Given China is their primary customer, the IMF pointed out that the trade war has extended its grasp to several countries. The managing director also stated that the services and consumption sector is on the cusp of suffering the consequences of this trade dispute.

This is precisely what IMF has been delivering warnings about for several months now. It also highlighted that losses could exceed 0.8% of GDP worldwide, which is similar to what Switzerland generates. “Our goal should be to solve these fractures: our world is intertwined, so our responses must be coordinated,” she said.

IMF and global economy main

Brexit and the global economy

Another critical issue that Georgieva spoke of is “Brexit”. This is due to the uncertainty created by the idea of the EU-Britain divorce being resolved with a ‘no deal’. On top of this, she is pessimistic about the growth rate of the global economy. She anticipates that in 2019, only 10% of the global economy will experience regular growth. She warned, “The global economy is now in a synchronized slowdown”.

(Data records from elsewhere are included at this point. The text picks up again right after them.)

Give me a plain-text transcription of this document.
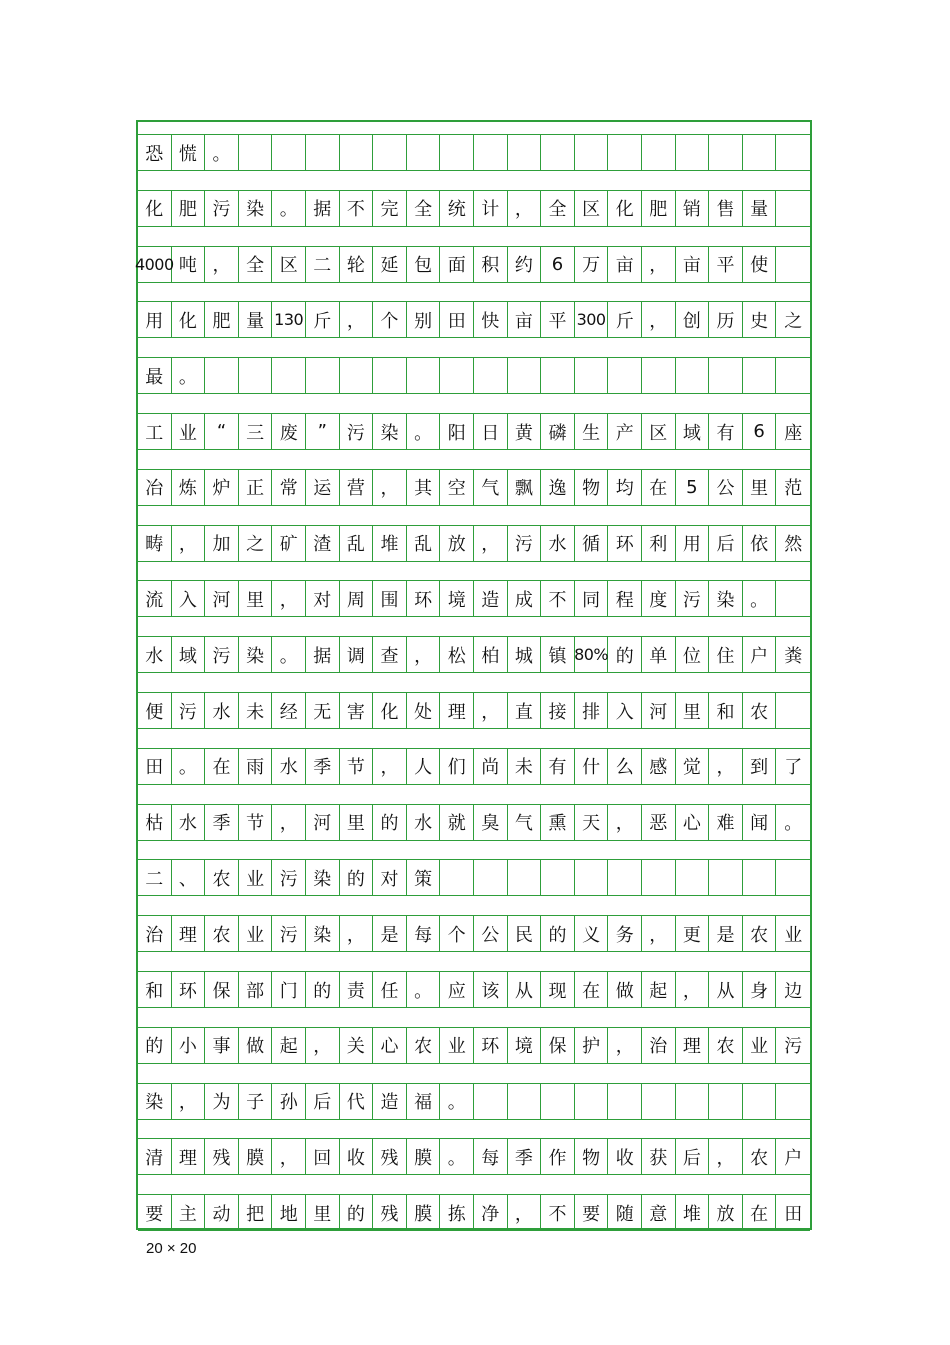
恐 慌 。
化 肥 污 染 。 据 不 完 全 统 计 ， 全 区 化 肥 销 售 量
4000 吨 ， 全 区 二 轮 延 包 面 积 约	6	万 亩 ， 亩 平 使
用 化 肥 量 130 斤 ， 个 别 田 快 亩 平 300 斤 ， 创 历 史 之
最 。
工 业	“	三 废	”	污 染 。 阳 日 黄 磷 生 产 区 域 有	6	座
冶 炼 炉 正 常 运 营 ， 其 空 气 飘 逸 物 均 在	5	公 里 范
畴 ， 加 之 矿 渣 乱 堆 乱 放 ， 污 水 循 环 利 用 后 依 然
流 入 河 里 ， 对 周 围 环 境 造 成 不 同 程 度 污 染 。
水 域 污 染 。 据 调 查 ， 松 柏 城 镇 80% 的 单 位 住 户 粪
便 污 水 未 经 无 害 化 处 理 ， 直 接 排 入 河 里 和 农
田 。 在 雨 水 季 节 ， 人 们 尚 未 有 什 么 感 觉 ， 到 了
枯 水 季 节 ， 河 里 的 水 就 臭 气 熏 天 ， 恶 心 难 闻 。
二 、 农 业 污 染 的 对 策
治 理 农 业 污 染 ， 是 每 个 公 民 的 义 务 ， 更 是 农 业
和 环 保 部 门 的 责 任 。 应 该 从 现 在 做 起 ， 从 身 边
的 小 事 做 起 ， 关 心 农 业 环 境 保 护 ， 治 理 农 业 污
染 ， 为 子 孙 后 代 造 福 。
清 理 残 膜 ， 回 收 残 膜 。 每 季 作 物 收 获 后 ， 农 户
要 主 动 把 地 里 的 残 膜 拣 净 ， 不 要 随 意 堆 放 在 田
20 × 20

What the IMF has concluded is that the dependencies between economies worldwide is counterproductive. This is due to the domino effect that arises around the consequences of trade uncertainty. In fact, the IMF pointed out that these changes in global dynamics could last an entire generation. This would come as a result of not taking concrete measures that can mitigate the splinters.

Another worrying aspect has been the poor performance of the power countries, with the exception of the United States. Some of these have been Germany, Australia, and China. This will undoubtedly continue to trigger the risk-off sentiment around traders.